TensorFlow doesn't write .onnx files directly. The bridge is tf2onnx, a Microsoft-maintained converter that reads TensorFlow's SavedModel format and emits ONNX. This article covers the general TF-to-ONNX workflow for any architecture — dense, conv, sequence, mixed.

The version-pinned install

Use a fresh virtual environment with these versions. Other combinations work but break sporadically:

install.sh
python -m venv .venv .venv\Scripts\activate # Windows; or source .venv/bin/activate pip install tensorflow==2.10.0 pip install tf2onnx==1.16.1 pip install onnx==1.16.0 pip install "numpy<2.0" # numpy 2.x breaks tf2onnx 1.16

Why TF 2.10? It's the last version with a native Windows GPU build on PyPI — later versions require WSL2 for GPU acceleration. MetaQuotes' own ONNX tutorials use 2.10 for exactly this reason.

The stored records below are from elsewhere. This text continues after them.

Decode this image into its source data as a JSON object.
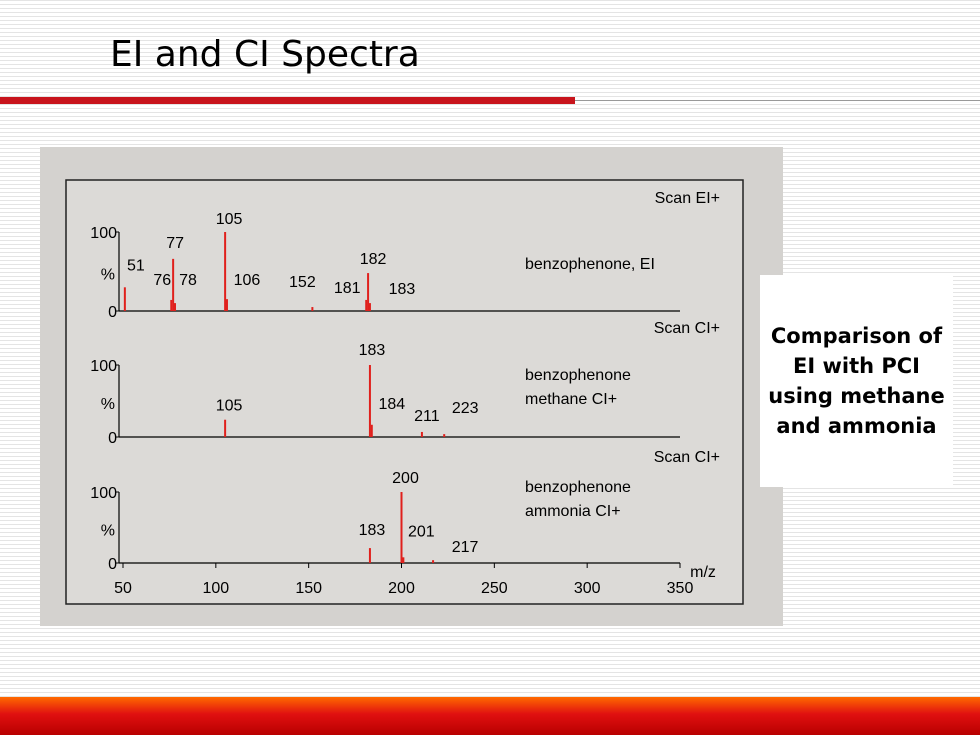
{
  "title": "EI and CI Spectra",
  "callout": "Comparison of EI with PCI using methane and ammonia",
  "chart_data": [
    {
      "type": "stick",
      "scan": "Scan EI+",
      "label": [
        "benzophenone, EI"
      ],
      "ylabel": "%",
      "color": "#e0201c",
      "x": [
        51,
        76,
        77,
        78,
        105,
        106,
        152,
        181,
        182,
        183
      ],
      "values": [
        30,
        14,
        66,
        10,
        100,
        15,
        5,
        14,
        48,
        10
      ],
      "xlim": [
        50,
        350
      ],
      "ylim": [
        0,
        100
      ],
      "yticks": [
        0,
        100
      ]
    },
    {
      "type": "stick",
      "scan": "Scan CI+",
      "label": [
        "benzophenone",
        "methane CI+"
      ],
      "ylabel": "%",
      "color": "#e0201c",
      "x": [
        105,
        183,
        184,
        211,
        223
      ],
      "values": [
        24,
        100,
        17,
        7,
        4
      ],
      "xlim": [
        50,
        350
      ],
      "ylim": [
        0,
        100
      ],
      "yticks": [
        0,
        100
      ]
    },
    {
      "type": "stick",
      "scan": "Scan CI+",
      "label": [
        "benzophenone",
        "ammonia CI+"
      ],
      "ylabel": "%",
      "xlabel": "m/z",
      "color": "#e0201c",
      "x": [
        183,
        200,
        201,
        217
      ],
      "values": [
        21,
        100,
        8,
        4
      ],
      "xlim": [
        50,
        350
      ],
      "ylim": [
        0,
        100
      ],
      "yticks": [
        0,
        100
      ],
      "xticks": [
        50,
        100,
        150,
        200,
        250,
        300,
        350
      ]
    }
  ]
}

Save as SavedModel (not HDF5)

tf2onnx reads SavedModel format reliably. HDF5 (.h5) sometimes loses subclass model metadata. Always save SavedModel:

save.py
# Right way: model.save("saved_model/") # trailing slash = SavedModel # or explicitly: tf.saved_model.save(model, "saved_model/") # Avoid: model.save("model.h5") # HDF5 can lose info

Run tf2onnx

From the command line:

command prompt
> python -m tf2onnx.convert \ --saved-model saved_model/ \ --output model.onnx \ --opset 17

The --opset 17 targets the ONNX opset version MT5 reliably supports in Build 5572. See the opset guide for the full reasoning.

Input signature: when to provide one

tf2onnx auto-detects the input signature from the SavedModel. Sometimes the detection picks up unwanted dynamic dimensions, or misses a dtype. Override explicitly:

explicit input signature
import tf2onnx import tensorflow as tf model = tf.keras.models.load_model("saved_model/") # Batch dynamic, sequence=120, features=4, dtype float32 spec = (tf.TensorSpec((None, 120, 4), tf.float32, name="input"),) tf2onnx.convert.from_keras( model, input_signature=spec, opset=17, output_path="model.onnx", )

This pins the shape exactly the way you want for MT5. None means dynamic (the batch dim); concrete numbers stay fixed.

Common conversion errors

ModuleNotFoundError: No module named 'tf2onnx'

You're in the wrong virtualenv. Activate the one with tf2onnx installed.

Unsupported op type: TFLite_Detection_PostProcess

You used a TFLite-specific op. Rewrite that part in regular TF or do post-processing on the MQL5 side.

Conversion succeeds but ONNX output diverges from TF output

Almost always batch normalization in training mode. Make sure model.trainable = False or that you're using tf.keras.Model.save after training (which fixes the mode).

"Failed to load SavedModel" on the convert step

The SavedModel was created with a different TF version. Re-save with TF 2.10 in the same environment used for conversion.